The executive order says, “Agencies shall, to the extent consistent with applicable law, ensure that their privacy policies exclude persons who are not United States citizens or lawful permanent residents from the protections of the Privacy Act regarding personally identifiable information.”

In other words, foreign detainees have no privacy protections, so the press should be able to access their names and personal data. This could provide the press and the rest of the public with crucial information.

“The only silver lining here is that Trump’s executive order promises unprecedented transparency of immigration enforcement,” Bryan Johnson, a New York immigration lawyer, told the Journal.

The public needs all the information the law allows to evaluate Trump’s immigration policy. As it stands now, there is much confusion.

One detainee, Bunluoen “Curly” Phayrin, a legal permanent resident and green card holder, is currently being held by ICE, his lawyer, Tin Nguyen, told the Journal.

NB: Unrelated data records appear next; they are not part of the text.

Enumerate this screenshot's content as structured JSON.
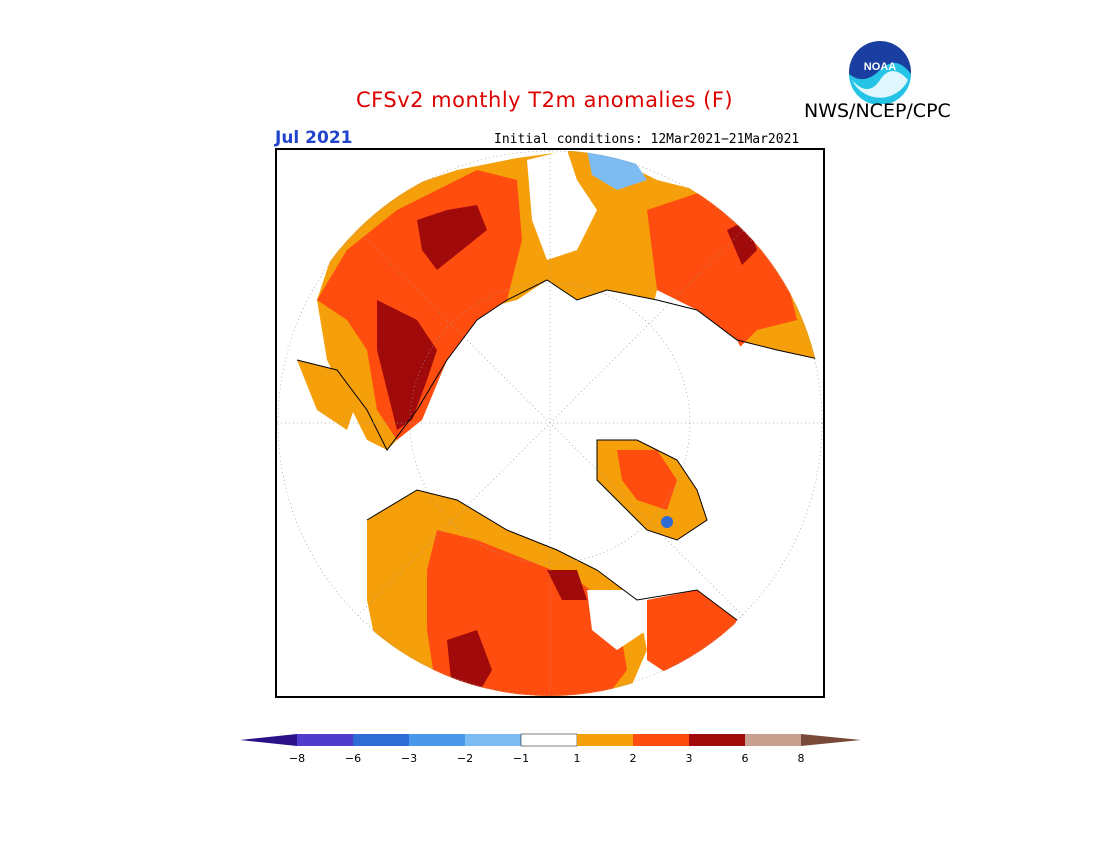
{
  "header": {
    "title": "CFSv2 monthly T2m anomalies (F)",
    "title_color": "#dd0000",
    "agency": "NWS/NCEP/CPC",
    "month": "Jul 2021",
    "month_color": "#2244cc",
    "initial_conditions": "Initial conditions: 12Mar2021−21Mar2021",
    "logo_text": "NOAA"
  },
  "legend": {
    "ticks": [
      "−8",
      "−6",
      "−3",
      "−2",
      "−1",
      "1",
      "2",
      "3",
      "6",
      "8"
    ],
    "colors": {
      "below_-8": "#2a1188",
      "-8_-6": "#4f3ccc",
      "-6_-3": "#2f6bd6",
      "-3_-2": "#4a98ea",
      "-2_-1": "#7cbcf2",
      "-1_1": "#ffffff",
      "1_2": "#f5a00a",
      "2_3": "#ff4d0f",
      "3_6": "#a00a0a",
      "6_8": "#c9a090",
      "above_8": "#7a4a38"
    }
  },
  "map": {
    "projection": "north-polar-stereographic",
    "coastline_color": "#000000",
    "graticule": "dotted"
  }
}
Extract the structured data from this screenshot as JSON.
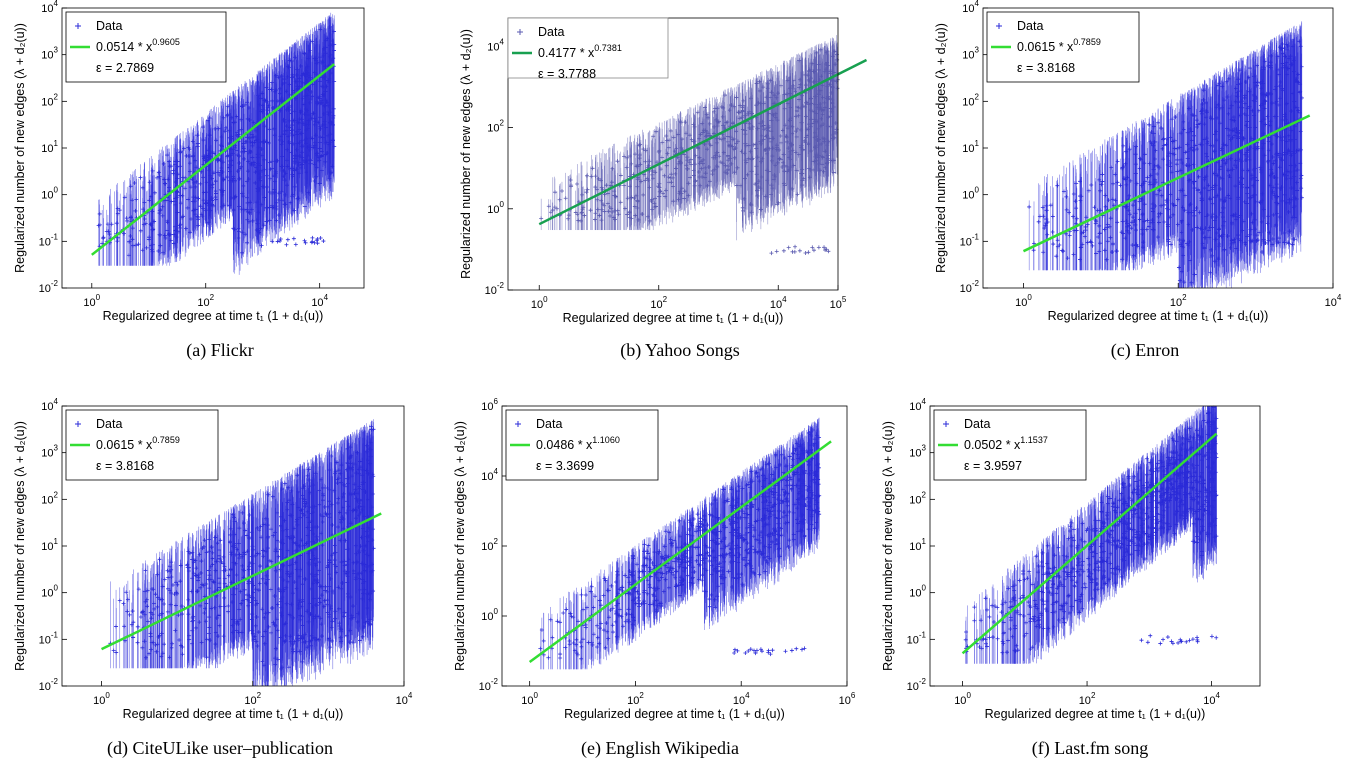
{
  "chart_data": [
    {
      "type": "scatter",
      "caption": "(a)  Flickr",
      "xlabel": "Regularized degree at time t₁ (1 + d₁(u))",
      "ylabel": "Regularized number of new edges (λ + d₂(u))",
      "xlog": true,
      "ylog": true,
      "xlim": [
        0.3,
        60000
      ],
      "ylim": [
        0.01,
        10000
      ],
      "xticks": [
        "10^0",
        "10^2",
        "10^4"
      ],
      "yticks": [
        "10^-2",
        "10^-1",
        "10^0",
        "10^1",
        "10^2",
        "10^3",
        "10^4"
      ],
      "legend": "top-left",
      "series": [
        {
          "name": "Data",
          "kind": "errorbar-points",
          "color": "#2b2bd8"
        },
        {
          "name": "0.0514 * x^0.9605",
          "kind": "fit-line",
          "coef": 0.0514,
          "exp": 0.9605,
          "color": "#33dd33"
        }
      ],
      "epsilon_label": "ε = 2.7869",
      "fit_label_base": "0.0514 * x",
      "fit_label_exp": "0.9605",
      "fit_range": [
        1,
        18000
      ],
      "cloud": {
        "xmax": 18000,
        "upper_coef": 0.2,
        "upper_exp": 0.97,
        "lower_min": 0.05,
        "lower_knee": 300
      }
    },
    {
      "type": "scatter",
      "caption": "(b)  Yahoo Songs",
      "xlabel": "Regularized degree at time t₁ (1 + d₁(u))",
      "ylabel": "Regularized number of new edges (λ + d₂(u))",
      "xlog": true,
      "ylog": true,
      "xlim": [
        0.3,
        100000
      ],
      "ylim": [
        0.01,
        50000
      ],
      "xticks": [
        "10^0",
        "10^2",
        "10^4",
        "10^5"
      ],
      "yticks": [
        "10^-2",
        "10^0",
        "10^2",
        "10^4"
      ],
      "legend": "top-left",
      "series": [
        {
          "name": "Data",
          "kind": "errorbar-points",
          "color": "#5a5ab0"
        },
        {
          "name": "0.4177 * x^0.7381",
          "kind": "fit-line",
          "coef": 0.4177,
          "exp": 0.7381,
          "color": "#18a050"
        }
      ],
      "epsilon_label": "ε = 3.7788",
      "fit_label_base": "0.4177 * x",
      "fit_label_exp": "0.7381",
      "fit_range": [
        1,
        300000
      ],
      "cloud": {
        "xmax": 300000,
        "upper_coef": 1.5,
        "upper_exp": 0.72,
        "lower_min": 0.5,
        "lower_knee": 2000
      }
    },
    {
      "type": "scatter",
      "caption": "(c)  Enron",
      "xlabel": "Regularized degree at time t₁ (1 + d₁(u))",
      "ylabel": "Regularized number of new edges (λ + d₂(u))",
      "xlog": true,
      "ylog": true,
      "xlim": [
        0.3,
        10000
      ],
      "ylim": [
        0.01,
        10000
      ],
      "xticks": [
        "10^0",
        "10^2",
        "10^4"
      ],
      "yticks": [
        "10^-2",
        "10^-1",
        "10^0",
        "10^1",
        "10^2",
        "10^3",
        "10^4"
      ],
      "legend": "top-left",
      "series": [
        {
          "name": "Data",
          "kind": "errorbar-points",
          "color": "#2b2bd8"
        },
        {
          "name": "0.0615 * x^0.7859",
          "kind": "fit-line",
          "coef": 0.0615,
          "exp": 0.7859,
          "color": "#33dd33"
        }
      ],
      "epsilon_label": "ε = 3.8168",
      "fit_label_base": "0.0615 * x",
      "fit_label_exp": "0.7859",
      "fit_range": [
        1,
        5000
      ],
      "cloud": {
        "xmax": 4000,
        "upper_coef": 0.4,
        "upper_exp": 1.0,
        "lower_min": 0.04,
        "lower_knee": 100
      }
    },
    {
      "type": "scatter",
      "caption": "(d)  CiteULike user–publication",
      "xlabel": "Regularized degree at time t₁ (1 + d₁(u))",
      "ylabel": "Regularized number of new edges (λ + d₂(u))",
      "xlog": true,
      "ylog": true,
      "xlim": [
        0.3,
        10000
      ],
      "ylim": [
        0.01,
        10000
      ],
      "xticks": [
        "10^0",
        "10^2",
        "10^4"
      ],
      "yticks": [
        "10^-2",
        "10^-1",
        "10^0",
        "10^1",
        "10^2",
        "10^3",
        "10^4"
      ],
      "legend": "top-left",
      "series": [
        {
          "name": "Data",
          "kind": "errorbar-points",
          "color": "#2b2bd8"
        },
        {
          "name": "0.0615 * x^0.7859",
          "kind": "fit-line",
          "coef": 0.0615,
          "exp": 0.7859,
          "color": "#33dd33"
        }
      ],
      "epsilon_label": "ε = 3.8168",
      "fit_label_base": "0.0615 * x",
      "fit_label_exp": "0.7859",
      "fit_range": [
        1,
        5000
      ],
      "cloud": {
        "xmax": 4000,
        "upper_coef": 0.4,
        "upper_exp": 1.0,
        "lower_min": 0.04,
        "lower_knee": 100
      }
    },
    {
      "type": "scatter",
      "caption": "(e)  English Wikipedia",
      "xlabel": "Regularized degree at time t₁ (1 + d₁(u))",
      "ylabel": "Regularized number of new edges (λ + d₂(u))",
      "xlog": true,
      "ylog": true,
      "xlim": [
        0.3,
        1000000
      ],
      "ylim": [
        0.01,
        1000000
      ],
      "xticks": [
        "10^0",
        "10^2",
        "10^4",
        "10^6"
      ],
      "yticks": [
        "10^-2",
        "10^0",
        "10^2",
        "10^4",
        "10^6"
      ],
      "legend": "top-left",
      "series": [
        {
          "name": "Data",
          "kind": "errorbar-points",
          "color": "#2b2bd8"
        },
        {
          "name": "0.0486 * x^1.1060",
          "kind": "fit-line",
          "coef": 0.0486,
          "exp": 1.106,
          "color": "#33dd33"
        }
      ],
      "epsilon_label": "ε = 3.3699",
      "fit_label_base": "0.0486 * x",
      "fit_label_exp": "1.1060",
      "fit_range": [
        1,
        500000
      ],
      "cloud": {
        "xmax": 300000,
        "upper_coef": 0.25,
        "upper_exp": 1.05,
        "lower_min": 0.05,
        "lower_knee": 2000
      }
    },
    {
      "type": "scatter",
      "caption": "(f)  Last.fm song",
      "xlabel": "Regularized degree at time t₁ (1 + d₁(u))",
      "ylabel": "Regularized number of new edges (λ + d₂(u))",
      "xlog": true,
      "ylog": true,
      "xlim": [
        0.3,
        60000
      ],
      "ylim": [
        0.01,
        10000
      ],
      "xticks": [
        "10^0",
        "10^2",
        "10^4"
      ],
      "yticks": [
        "10^-2",
        "10^-1",
        "10^0",
        "10^1",
        "10^2",
        "10^3",
        "10^4"
      ],
      "legend": "top-left",
      "series": [
        {
          "name": "Data",
          "kind": "errorbar-points",
          "color": "#2b2bd8"
        },
        {
          "name": "0.0502 * x^1.1537",
          "kind": "fit-line",
          "coef": 0.0502,
          "exp": 1.1537,
          "color": "#33dd33"
        }
      ],
      "epsilon_label": "ε = 3.9597",
      "fit_label_base": "0.0502 * x",
      "fit_label_exp": "1.1537",
      "fit_range": [
        1,
        12000
      ],
      "cloud": {
        "xmax": 12000,
        "upper_coef": 0.15,
        "upper_exp": 1.12,
        "lower_min": 0.05,
        "lower_knee": 5000
      }
    }
  ]
}
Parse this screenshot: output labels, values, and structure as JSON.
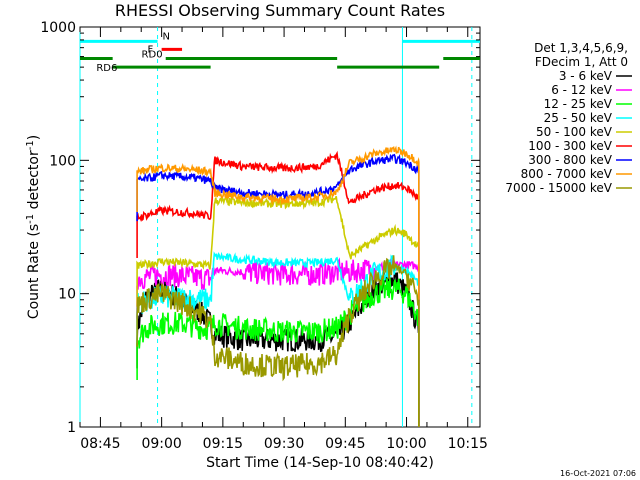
{
  "chart_data": {
    "type": "line",
    "title": "RHESSI Observing Summary Count Rates",
    "xlabel": "Start Time (14-Sep-10 08:40:42)",
    "ylabel_main": "Count Rate (s",
    "ylabel_sup1": "-1",
    "ylabel_mid": " detector",
    "ylabel_sup2": "-1",
    "ylabel_end": ")",
    "y_scale": "log",
    "ylim": [
      1,
      1000
    ],
    "xlim": [
      "08:40",
      "10:18"
    ],
    "x_ticks": [
      "08:45",
      "09:00",
      "09:15",
      "09:30",
      "09:45",
      "10:00",
      "10:15"
    ],
    "y_ticks": [
      {
        "value": 1,
        "label": "1"
      },
      {
        "value": 10,
        "label": "10"
      },
      {
        "value": 100,
        "label": "100"
      },
      {
        "value": 1000,
        "label": "1000"
      }
    ],
    "legend_header": [
      "Det 1,3,4,5,6,9,",
      "FDecim 1, Att 0"
    ],
    "legend_position": "right",
    "series": [
      {
        "name": "3 - 6 keV",
        "color": "#000000",
        "points": [
          [
            "08:54",
            5.5
          ],
          [
            "08:56",
            9
          ],
          [
            "09:00",
            11
          ],
          [
            "09:05",
            9
          ],
          [
            "09:10",
            7
          ],
          [
            "09:12",
            6
          ],
          [
            "09:13",
            5
          ],
          [
            "09:20",
            4.5
          ],
          [
            "09:30",
            4.5
          ],
          [
            "09:38",
            4.5
          ],
          [
            "09:43",
            4.8
          ],
          [
            "09:46",
            6
          ],
          [
            "09:52",
            11
          ],
          [
            "09:57",
            13
          ],
          [
            "10:00",
            10
          ],
          [
            "10:03",
            5.5
          ]
        ]
      },
      {
        "name": "6 - 12 keV",
        "color": "#ff00ff",
        "points": [
          [
            "08:54",
            13
          ],
          [
            "09:00",
            14
          ],
          [
            "09:10",
            13
          ],
          [
            "09:12",
            13
          ],
          [
            "09:13",
            15
          ],
          [
            "09:20",
            14.5
          ],
          [
            "09:30",
            14
          ],
          [
            "09:38",
            14
          ],
          [
            "09:43",
            14.5
          ],
          [
            "09:46",
            14.5
          ],
          [
            "09:52",
            15.5
          ],
          [
            "09:57",
            16.5
          ],
          [
            "10:00",
            16.5
          ],
          [
            "10:03",
            16
          ]
        ]
      },
      {
        "name": "12 - 25 keV",
        "color": "#00ff00",
        "points": [
          [
            "08:54",
            4.5
          ],
          [
            "08:56",
            5.5
          ],
          [
            "09:00",
            6
          ],
          [
            "09:05",
            6
          ],
          [
            "09:10",
            5.5
          ],
          [
            "09:12",
            5.5
          ],
          [
            "09:13",
            6
          ],
          [
            "09:20",
            5.5
          ],
          [
            "09:30",
            5.2
          ],
          [
            "09:38",
            5.2
          ],
          [
            "09:43",
            5.5
          ],
          [
            "09:46",
            7
          ],
          [
            "09:52",
            10
          ],
          [
            "09:57",
            11
          ],
          [
            "10:00",
            10
          ],
          [
            "10:03",
            6.5
          ]
        ]
      },
      {
        "name": "25 - 50 keV",
        "color": "#00ffff",
        "points": [
          [
            "08:54",
            8.5
          ],
          [
            "09:00",
            9.5
          ],
          [
            "09:10",
            9
          ],
          [
            "09:12",
            9
          ],
          [
            "09:13",
            19
          ],
          [
            "09:20",
            18
          ],
          [
            "09:30",
            17
          ],
          [
            "09:38",
            17
          ],
          [
            "09:43",
            18
          ],
          [
            "09:46",
            9
          ],
          [
            "09:52",
            14
          ],
          [
            "09:57",
            16
          ],
          [
            "10:00",
            15
          ],
          [
            "10:03",
            12
          ]
        ]
      },
      {
        "name": "50 - 100 keV",
        "color": "#cccc00",
        "points": [
          [
            "08:54",
            16
          ],
          [
            "09:00",
            17.5
          ],
          [
            "09:10",
            16.5
          ],
          [
            "09:12",
            16
          ],
          [
            "09:13",
            50
          ],
          [
            "09:20",
            48
          ],
          [
            "09:30",
            47
          ],
          [
            "09:38",
            48
          ],
          [
            "09:43",
            52
          ],
          [
            "09:46",
            19
          ],
          [
            "09:52",
            25
          ],
          [
            "09:57",
            30
          ],
          [
            "10:00",
            28
          ],
          [
            "10:03",
            22
          ]
        ]
      },
      {
        "name": "100 - 300 keV",
        "color": "#ff0000",
        "points": [
          [
            "08:54",
            37
          ],
          [
            "09:00",
            42
          ],
          [
            "09:08",
            40
          ],
          [
            "09:12",
            38
          ],
          [
            "09:13",
            100
          ],
          [
            "09:20",
            90
          ],
          [
            "09:30",
            87
          ],
          [
            "09:38",
            90
          ],
          [
            "09:43",
            110
          ],
          [
            "09:46",
            48
          ],
          [
            "09:52",
            60
          ],
          [
            "09:57",
            65
          ],
          [
            "10:00",
            62
          ],
          [
            "10:03",
            52
          ]
        ]
      },
      {
        "name": "300 - 800 keV",
        "color": "#0000ff",
        "points": [
          [
            "08:54",
            70
          ],
          [
            "09:00",
            77
          ],
          [
            "09:08",
            74
          ],
          [
            "09:12",
            70
          ],
          [
            "09:13",
            62
          ],
          [
            "09:20",
            57
          ],
          [
            "09:30",
            55
          ],
          [
            "09:38",
            57
          ],
          [
            "09:43",
            63
          ],
          [
            "09:46",
            85
          ],
          [
            "09:52",
            98
          ],
          [
            "09:57",
            103
          ],
          [
            "10:00",
            96
          ],
          [
            "10:03",
            84
          ]
        ]
      },
      {
        "name": "800 - 7000 keV",
        "color": "#ff9900",
        "points": [
          [
            "08:54",
            82
          ],
          [
            "09:00",
            88
          ],
          [
            "09:08",
            85
          ],
          [
            "09:12",
            82
          ],
          [
            "09:13",
            57
          ],
          [
            "09:20",
            53
          ],
          [
            "09:30",
            51
          ],
          [
            "09:38",
            53
          ],
          [
            "09:43",
            58
          ],
          [
            "09:46",
            95
          ],
          [
            "09:52",
            112
          ],
          [
            "09:57",
            120
          ],
          [
            "10:00",
            113
          ],
          [
            "10:03",
            97
          ]
        ]
      },
      {
        "name": "7000 - 15000 keV",
        "color": "#999900",
        "points": [
          [
            "08:54",
            8
          ],
          [
            "08:56",
            9
          ],
          [
            "09:00",
            10
          ],
          [
            "09:05",
            8.5
          ],
          [
            "09:10",
            7
          ],
          [
            "09:12",
            6
          ],
          [
            "09:13",
            3.5
          ],
          [
            "09:20",
            3
          ],
          [
            "09:30",
            2.8
          ],
          [
            "09:38",
            3
          ],
          [
            "09:43",
            3.5
          ],
          [
            "09:46",
            7
          ],
          [
            "09:52",
            13
          ],
          [
            "09:57",
            16
          ],
          [
            "10:00",
            14
          ],
          [
            "10:03",
            9
          ]
        ]
      }
    ],
    "data_window": {
      "start": "08:54",
      "gap_start": "10:03",
      "end": "10:03"
    },
    "vertical_lines": [
      {
        "time": "08:40",
        "style": "solid",
        "color": "#00ffff"
      },
      {
        "time": "08:59",
        "style": "dashed",
        "color": "#00ffff"
      },
      {
        "time": "09:59",
        "style": "solid",
        "color": "#00ffff"
      },
      {
        "time": "10:16",
        "style": "dashed",
        "color": "#00ffff"
      }
    ],
    "flag_bars": [
      {
        "label": "N",
        "color": "#00ffff",
        "segments": [
          [
            "08:40",
            "08:59"
          ],
          [
            "09:59",
            "10:18"
          ]
        ],
        "value": 780
      },
      {
        "label": "F",
        "color": "#ff0000",
        "segments": [
          [
            "09:00",
            "09:05"
          ]
        ],
        "value": 680
      },
      {
        "label": "RD0",
        "color": "#008800",
        "segments": [
          [
            "08:40",
            "08:48"
          ],
          [
            "09:01",
            "09:43"
          ],
          [
            "10:09",
            "10:18"
          ]
        ],
        "value": 580
      },
      {
        "label": "RD6",
        "color": "#008800",
        "segments": [
          [
            "08:48",
            "09:12"
          ],
          [
            "09:43",
            "10:08"
          ]
        ],
        "value": 500
      }
    ],
    "timestamp": "16-Oct-2021 07:06"
  }
}
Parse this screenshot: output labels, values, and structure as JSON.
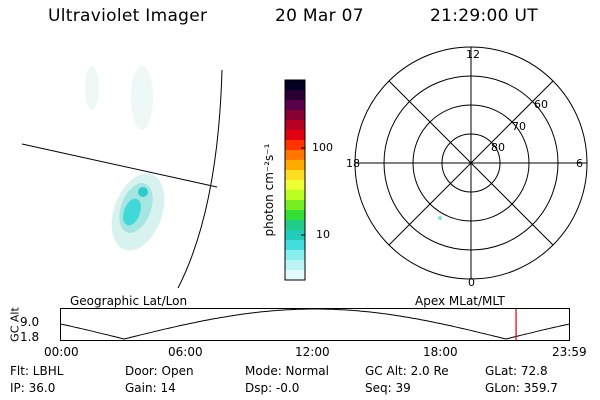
{
  "header": {
    "instrument": "Ultraviolet Imager",
    "date": "20 Mar 07",
    "time": "21:29:00 UT"
  },
  "colorbar": {
    "unit_label": "photon cm⁻²s⁻¹",
    "ticks": [
      "100",
      "10"
    ],
    "colors": [
      "#000022",
      "#2a0033",
      "#5a0048",
      "#880033",
      "#b80022",
      "#e00010",
      "#ff3300",
      "#ff7700",
      "#ffaa00",
      "#ffdd22",
      "#eeff33",
      "#bbff22",
      "#77ee22",
      "#33dd33",
      "#22cc88",
      "#22ccbb",
      "#44dddd",
      "#88eeee",
      "#bbf4f4",
      "#e4fafa"
    ]
  },
  "polar": {
    "mlt_labels": {
      "top": "12",
      "bottom": "0",
      "left": "18",
      "right": "6"
    },
    "lat_labels": [
      "60",
      "70",
      "80"
    ]
  },
  "timeline": {
    "left_title": "Geographic Lat/Lon",
    "right_title": "Apex MLat/MLT",
    "axis_label": "GC Alt",
    "y_ticks": [
      "9.0",
      "1.8"
    ],
    "x_ticks": [
      "00:00",
      "06:00",
      "12:00",
      "18:00",
      "23:59"
    ],
    "current_marker_hours": 21.48
  },
  "status": {
    "flt": "Flt: LBHL",
    "ip": "IP: 36.0",
    "door": "Door: Open",
    "gain": "Gain: 14",
    "mode": "Mode: Normal",
    "dsp": "Dsp:   -0.0",
    "gc_alt": "GC Alt: 2.0 Re",
    "seq": "Seq: 39",
    "glat": "GLat:  72.8",
    "glon": "GLon: 359.7"
  }
}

“I think apprehending a green card holder who has been here since 1979 and has a 30-year conviction when he was 17 years old is not the best use of governmental resources to keep the general public safe,” Nguyen said.

“According to President Trump, he wants to get the ‘bad hombres,’” Susan Long, the co-director of Syracuse University’s Transactional Records Access Clearinghouse, told the Journal. “Is that what’s really happening here?”

Most would agree that ICE resources should, as Trump has said, concentrate on people who are threats to our communities. But to make sure those people are targeted, and not those, for example, with green cards and families, we need transparency. Anything else fails public safety and us, the taxpaying public.